Édition du 14 juin 2004 / volume 38, numéro 32
 
  L’Université appuie la réforme du CRSH… si l’argent suit
Les sciences humaines doivent reprendre la place qui leur revient

 Le présent texte constitue la prise de position de l’Université de Montréal à la suite de la consultation sur le projet de transformation du Conseil de recherches en sciences humaines du Canada (CRSH). Il émane d’un comité ad hoc composé de Marcelle Cossette-Ricard, Amaryll Chanady, Nicole Dubreuil, François Lepage, Marie McAndrew, Gregor Murray, Yves Murray et Pierre Noreau; Martin Blanchard agissait à titre de secrétaire.

Il convient d’affirmer d’emblée que les transformations que propose le document du CRSH ne font sens et ne sont envisageables que dans la perspective d’une augmentation notable des budgets du Conseil. Il y a unanimité pour constater que ces budgets sont d’ores et déjà insuffisants et qu’aucune transformation du mandat du Conseil ne devrait entraîner une diminution des sommes allouées aux Subventions ordinaires de recherche (SOR) ni se traduire par une baisse du financement des étudiants. Au contraire, une des priorités devrait être une majoration de ces deux postes budgétaires avant d’entreprendre toute nouvelle initiative.

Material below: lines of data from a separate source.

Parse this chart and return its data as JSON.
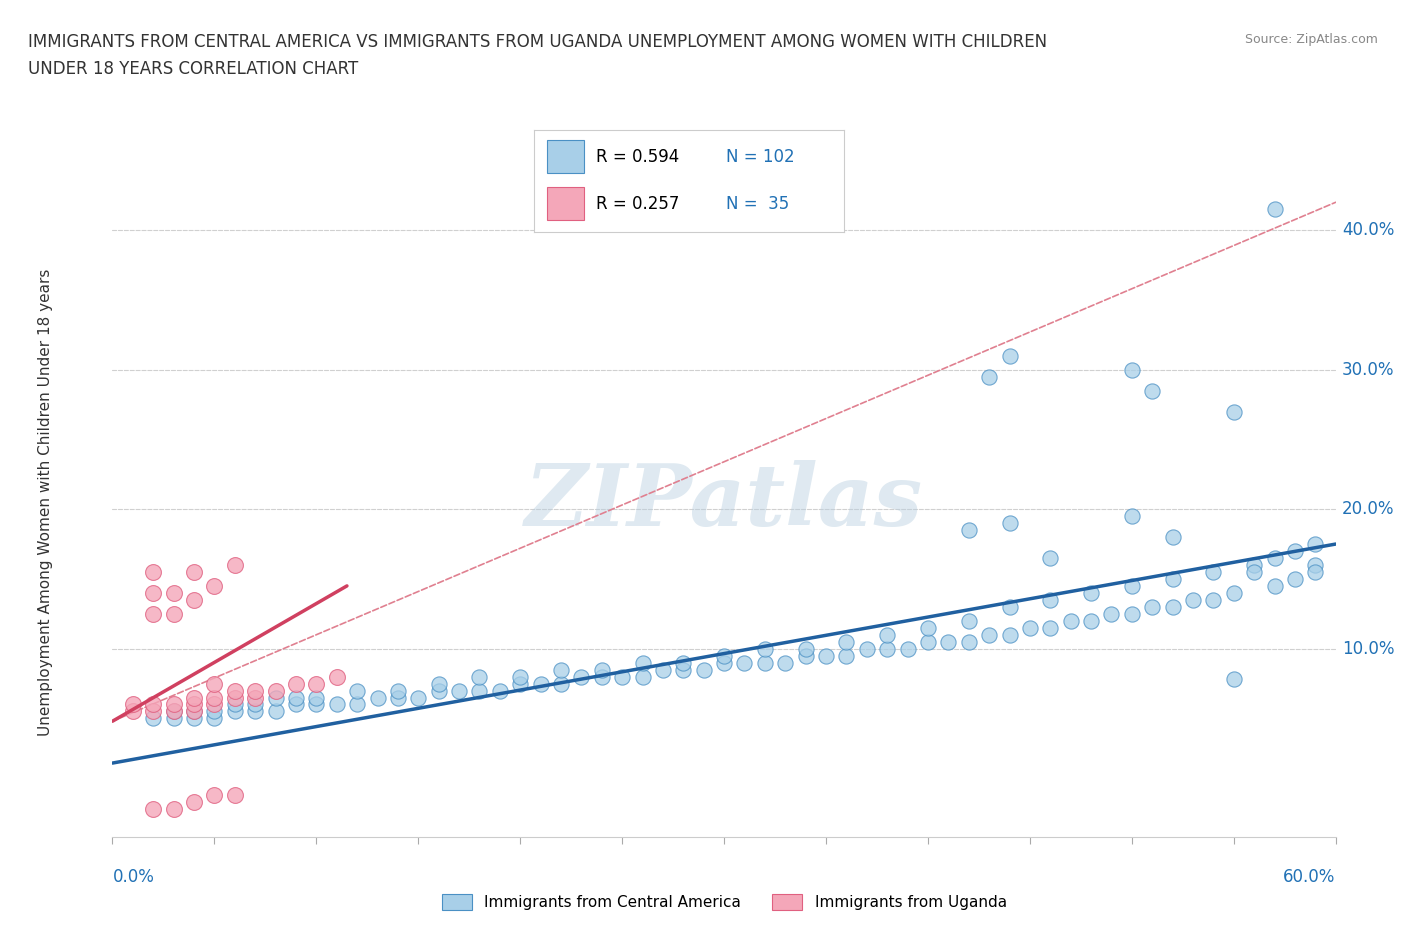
{
  "title_line1": "IMMIGRANTS FROM CENTRAL AMERICA VS IMMIGRANTS FROM UGANDA UNEMPLOYMENT AMONG WOMEN WITH CHILDREN",
  "title_line2": "UNDER 18 YEARS CORRELATION CHART",
  "source": "Source: ZipAtlas.com",
  "ylabel": "Unemployment Among Women with Children Under 18 years",
  "xlim": [
    0.0,
    0.6
  ],
  "ylim": [
    -0.035,
    0.445
  ],
  "color_blue_fill": "#a8cfe8",
  "color_pink_fill": "#f4a7b9",
  "color_blue_edge": "#4a90c4",
  "color_pink_edge": "#e06080",
  "color_blue_text": "#2171b5",
  "color_line_blue": "#2060a0",
  "color_line_pink": "#d04060",
  "color_line_dashed": "#e08090",
  "color_grid": "#d0d0d0",
  "legend_label_blue": "Immigrants from Central America",
  "legend_label_pink": "Immigrants from Uganda",
  "watermark": "ZIPatlas",
  "background_color": "#ffffff",
  "blue_trend": [
    0.0,
    0.018,
    0.6,
    0.175
  ],
  "pink_solid_trend": [
    0.0,
    0.048,
    0.115,
    0.145
  ],
  "pink_dashed_trend": [
    0.0,
    0.048,
    0.6,
    0.42
  ],
  "scatter_blue": [
    [
      0.02,
      0.05
    ],
    [
      0.03,
      0.05
    ],
    [
      0.04,
      0.05
    ],
    [
      0.05,
      0.05
    ],
    [
      0.06,
      0.055
    ],
    [
      0.07,
      0.055
    ],
    [
      0.08,
      0.055
    ],
    [
      0.09,
      0.06
    ],
    [
      0.1,
      0.06
    ],
    [
      0.11,
      0.06
    ],
    [
      0.12,
      0.06
    ],
    [
      0.13,
      0.065
    ],
    [
      0.14,
      0.065
    ],
    [
      0.15,
      0.065
    ],
    [
      0.16,
      0.07
    ],
    [
      0.17,
      0.07
    ],
    [
      0.18,
      0.07
    ],
    [
      0.19,
      0.07
    ],
    [
      0.2,
      0.075
    ],
    [
      0.21,
      0.075
    ],
    [
      0.22,
      0.075
    ],
    [
      0.23,
      0.08
    ],
    [
      0.24,
      0.08
    ],
    [
      0.25,
      0.08
    ],
    [
      0.26,
      0.08
    ],
    [
      0.27,
      0.085
    ],
    [
      0.28,
      0.085
    ],
    [
      0.29,
      0.085
    ],
    [
      0.3,
      0.09
    ],
    [
      0.31,
      0.09
    ],
    [
      0.32,
      0.09
    ],
    [
      0.33,
      0.09
    ],
    [
      0.34,
      0.095
    ],
    [
      0.35,
      0.095
    ],
    [
      0.36,
      0.095
    ],
    [
      0.37,
      0.1
    ],
    [
      0.38,
      0.1
    ],
    [
      0.39,
      0.1
    ],
    [
      0.4,
      0.105
    ],
    [
      0.41,
      0.105
    ],
    [
      0.42,
      0.105
    ],
    [
      0.43,
      0.11
    ],
    [
      0.44,
      0.11
    ],
    [
      0.45,
      0.115
    ],
    [
      0.46,
      0.115
    ],
    [
      0.47,
      0.12
    ],
    [
      0.48,
      0.12
    ],
    [
      0.49,
      0.125
    ],
    [
      0.5,
      0.125
    ],
    [
      0.51,
      0.13
    ],
    [
      0.52,
      0.13
    ],
    [
      0.53,
      0.135
    ],
    [
      0.54,
      0.135
    ],
    [
      0.55,
      0.14
    ],
    [
      0.03,
      0.055
    ],
    [
      0.04,
      0.055
    ],
    [
      0.05,
      0.055
    ],
    [
      0.06,
      0.06
    ],
    [
      0.07,
      0.06
    ],
    [
      0.08,
      0.065
    ],
    [
      0.09,
      0.065
    ],
    [
      0.1,
      0.065
    ],
    [
      0.12,
      0.07
    ],
    [
      0.14,
      0.07
    ],
    [
      0.16,
      0.075
    ],
    [
      0.18,
      0.08
    ],
    [
      0.2,
      0.08
    ],
    [
      0.22,
      0.085
    ],
    [
      0.24,
      0.085
    ],
    [
      0.26,
      0.09
    ],
    [
      0.28,
      0.09
    ],
    [
      0.3,
      0.095
    ],
    [
      0.32,
      0.1
    ],
    [
      0.34,
      0.1
    ],
    [
      0.36,
      0.105
    ],
    [
      0.38,
      0.11
    ],
    [
      0.4,
      0.115
    ],
    [
      0.42,
      0.12
    ],
    [
      0.44,
      0.13
    ],
    [
      0.46,
      0.135
    ],
    [
      0.48,
      0.14
    ],
    [
      0.5,
      0.145
    ],
    [
      0.52,
      0.15
    ],
    [
      0.54,
      0.155
    ],
    [
      0.56,
      0.16
    ],
    [
      0.57,
      0.165
    ],
    [
      0.58,
      0.17
    ],
    [
      0.59,
      0.175
    ],
    [
      0.42,
      0.185
    ],
    [
      0.44,
      0.19
    ],
    [
      0.46,
      0.165
    ],
    [
      0.5,
      0.195
    ],
    [
      0.52,
      0.18
    ],
    [
      0.55,
      0.078
    ],
    [
      0.56,
      0.155
    ],
    [
      0.57,
      0.145
    ],
    [
      0.58,
      0.15
    ],
    [
      0.59,
      0.16
    ],
    [
      0.59,
      0.155
    ],
    [
      0.43,
      0.295
    ],
    [
      0.44,
      0.31
    ],
    [
      0.5,
      0.3
    ],
    [
      0.51,
      0.285
    ],
    [
      0.55,
      0.27
    ],
    [
      0.57,
      0.415
    ]
  ],
  "scatter_pink": [
    [
      0.01,
      0.055
    ],
    [
      0.01,
      0.06
    ],
    [
      0.02,
      0.055
    ],
    [
      0.02,
      0.06
    ],
    [
      0.02,
      0.125
    ],
    [
      0.02,
      0.14
    ],
    [
      0.02,
      0.155
    ],
    [
      0.03,
      0.055
    ],
    [
      0.03,
      0.06
    ],
    [
      0.03,
      0.125
    ],
    [
      0.03,
      0.14
    ],
    [
      0.04,
      0.055
    ],
    [
      0.04,
      0.06
    ],
    [
      0.04,
      0.065
    ],
    [
      0.04,
      0.135
    ],
    [
      0.04,
      0.155
    ],
    [
      0.05,
      0.06
    ],
    [
      0.05,
      0.065
    ],
    [
      0.05,
      0.075
    ],
    [
      0.05,
      0.145
    ],
    [
      0.06,
      0.065
    ],
    [
      0.06,
      0.07
    ],
    [
      0.06,
      0.16
    ],
    [
      0.07,
      0.065
    ],
    [
      0.07,
      0.07
    ],
    [
      0.08,
      0.07
    ],
    [
      0.09,
      0.075
    ],
    [
      0.1,
      0.075
    ],
    [
      0.11,
      0.08
    ],
    [
      0.02,
      -0.015
    ],
    [
      0.03,
      -0.015
    ],
    [
      0.04,
      -0.01
    ],
    [
      0.05,
      -0.005
    ],
    [
      0.06,
      -0.005
    ]
  ]
}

Par ailleurs, la communauté a trouvé que le document du CRSH avait un aspect volontairement provocateur et l’a accueilli comme une saine remise en question des pratiques actuelles. Elle approuve sans réserve l’objectif fondamental de démontrer la pertinence des sciences humaines dans un monde où la technologie et la rentabilité immédiate sont omniprésentes. C’est donc dans une perspective positive que les remarques qui suivent ont été colligées et rédigées. Il faut les lire en gardant présent à l’esprit que la communauté des chercheurs en lettres, sciences humaines et sciences sociales est un milieu extrêmement diversifié et que l’élaboration d’un bon modèle pour les uns n’est pas nécessairement acceptable pour les autres. En outre, le secteur des sciences sociales inclut des disciplines "professionnelles" qui ont à faire face à des situations différentes de celles des disciplines plus "théoriques". Le comité était représentatif de cette diversité et le consensus qui se dégage ici ne saurait être interprété comme un accord unanime sur tous les modes de pratique suggérés. Bref, le consensus du comité porte également sur le respect de la diversité.[…]

Les valeurs

François Lepage

Le document du CRSH rappelle l’importance des valeurs traditionnelles qui déterminent les paramètres du financement de la recherche et nous réaffirmons notre adhésion à ces valeurs. Une des préoccupations de la plupart des intervenants à la lecture du document concerne le danger d’un tournant utilitariste dans le financement de la recherche en sciences humaines, mouvement que pourrait entraîner l’impératif de maximiser l’impact du savoir. Il faut sans nul doute reconnaître qu’une bonne partie des chercheurs subventionnés par le CRSH, en particulier en lettres et en sciences humaines, entreprennent des recherches dont la pertinence n’est pas perçue d’emblée par les décideurs politiques et par le grand public. Il ne faut alors pas tomber dans le piège qui consisterait à privilégier ce qui apparaît immédiatement utile. La recherche fondamentale n’a souvent que des retombées lointaines et difficilement prévisibles. Qui, il y a 15 ans, aurait osé affirmer l’utilité de se pencher sur la culture des Afghans? Qui aurait prédit l’importance que prennent les études longitudinales? L’apport des recherches en lettres, sciences humaines et sciences sociales réside souvent dans leur qualité prospective, qui est difficilement quantifiable. Par ailleurs, dans les secteurs de formation professionnelle, la recherche est bien davantage liée à l’élaboration de savoirs et de pratiques utiles aux praticiens. Une part importante des chercheurs mènent ainsi quotidiennement leurs travaux en partenariat avec divers milieux extérieurs à l’institution universitaire et ont déjà opéré une bonne partie des transformations que propose le CRSH. Ces chercheurs ne se reconnaissent pas toujours dans le bilan qui nous est proposé par le Conseil.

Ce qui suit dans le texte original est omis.